Associated Press Writer, May 15, 2000
By Robert Weller

GOLDEN, Colorado. (AP) - The sheriff's department Monday released a minute-by-minute account of the Columbine High School bloodbath, concluding the 12 students killed by the teen-age gunmen were dead within 16 minutes.

The timeline appears to support the department in disputing claims by victims' families that the officers could have saved lives if they had acted more quickly.

But the report also confirms that teacher Dave Sanders, who died in a science room, and some of the 23 people wounded waited for hours until the SWAT team finished evacuating the school after the April 20, 1999, attack.

The first shots were fired at 11:19 a.m., according to the report. The gunmen killed themselves 49 minutes later, two minutes after SWAT teams entered the school.

There was no evidence that there was a third shooter or that anyone had prior knowledge of the killers' plans, the report said.

Jefferson County Sheriff John Stone distributed the report from the 13-month investigation to victims' families and the news media under an order issued by a judge hearing nine lawsuits filed by 15 families of slain or wounded students.

The voluminous CD-ROM report, with about 700 pages of text plus photos and audio and video clips, was based on as many as 5,000 witness interviews and about 10,000 pieces of evidence.

Many of the details already have been published or broadcast, including the gunmen's movements through the school, firing at will, as hundreds of students fled or cowered underneath tables, in bathrooms and cupboards.

The investigation determined that the gunmen didn't intend to end up in the library but apparently changed their plan when bombs they had brought didn't explode and police officers arrived at the school.

The report said the gunmen were in the library for 7.5 minutes.

``In that time, they shot and killed 10 people and wounded 12 more. They carried more than enough ammunition to kill all 56 people in the library,'' according to the report, released by Stone.

The report said the teen-age gunmen, Dylan Klebold and Eric Harris, also intended to kill 488 people in the cafeteria through the use of two bombs.

According to the timeline set out in the report: Harris and Klebold took the bombs into the school in duffel bags and back packs the morning of the attack. When the bombs didn't explode, they went back to their cars and got the guns.

Seven minutes after the first shots were fired, Harris exchanged fire with a school resource officer outside the school, the report said.

The resource officer called for help, and the first police arrived at 11:26. By 11:35, 12 students were dead and 34 were wounded. It would be half an hour more before SWAT team members entered the building at 12:06.

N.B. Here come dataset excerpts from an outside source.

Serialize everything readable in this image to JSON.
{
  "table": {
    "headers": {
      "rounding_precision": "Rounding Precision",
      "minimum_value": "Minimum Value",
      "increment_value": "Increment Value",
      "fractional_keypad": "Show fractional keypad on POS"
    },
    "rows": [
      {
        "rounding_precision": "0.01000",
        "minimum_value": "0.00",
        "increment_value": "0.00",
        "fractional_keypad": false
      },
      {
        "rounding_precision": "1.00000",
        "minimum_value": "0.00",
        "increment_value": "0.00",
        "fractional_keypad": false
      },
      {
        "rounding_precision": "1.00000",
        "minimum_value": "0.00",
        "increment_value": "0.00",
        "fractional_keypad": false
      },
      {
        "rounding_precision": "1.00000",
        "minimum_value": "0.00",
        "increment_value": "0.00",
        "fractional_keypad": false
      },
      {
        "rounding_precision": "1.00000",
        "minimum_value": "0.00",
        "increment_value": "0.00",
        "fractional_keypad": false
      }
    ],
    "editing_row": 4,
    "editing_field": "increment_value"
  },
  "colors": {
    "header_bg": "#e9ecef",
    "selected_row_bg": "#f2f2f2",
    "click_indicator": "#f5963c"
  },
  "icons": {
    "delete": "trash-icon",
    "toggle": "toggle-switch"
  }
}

A camera in the cafeteria showed Klebold and Harris surveying the damage at 11:57. At noon, they returned to the library, and at 12:08, they killed themselves, the report said.

SWAT teams began escorting students from the building at 2:30 p.m. but didn't reach the library for another hour. Patrick Ireland, who became one of the most enduring image of the attack, crawled out the library window into the waiting arms of SWAT team members at 2:38 p.m., the report said.

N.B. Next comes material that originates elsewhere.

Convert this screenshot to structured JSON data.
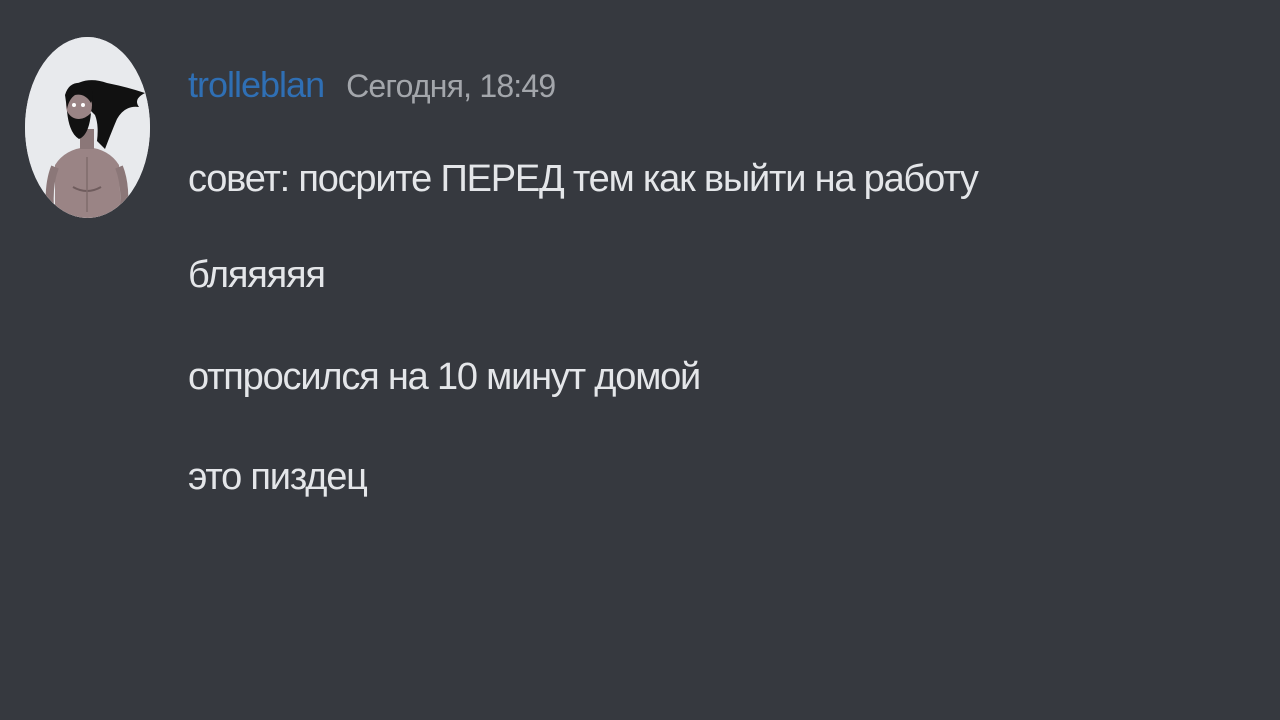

``While this report established a record of the events of April 20, it cannot answer the most fundamental question - why,'' Stone said in a statement. He declined to answer additional questions.

According to the report, the gunmen's yearbooks, videotapes, journals and computer files listed 67 people they disliked for various reasons, but only one of these people was wounded, ``and there is no evidence that he was specifically targeted on April 20.''

Victims' families contend that the sheriff's office has stonewalled them on details of the shootings and has taken too long to complete the report.

Judy Brown, whose son escaped unhurt from Columbine, said the report excludes important information about the two gunmen.

The sheriff and his deputies are ``going to release the best version of this that is going to do the best for their lawsuit,'' she said.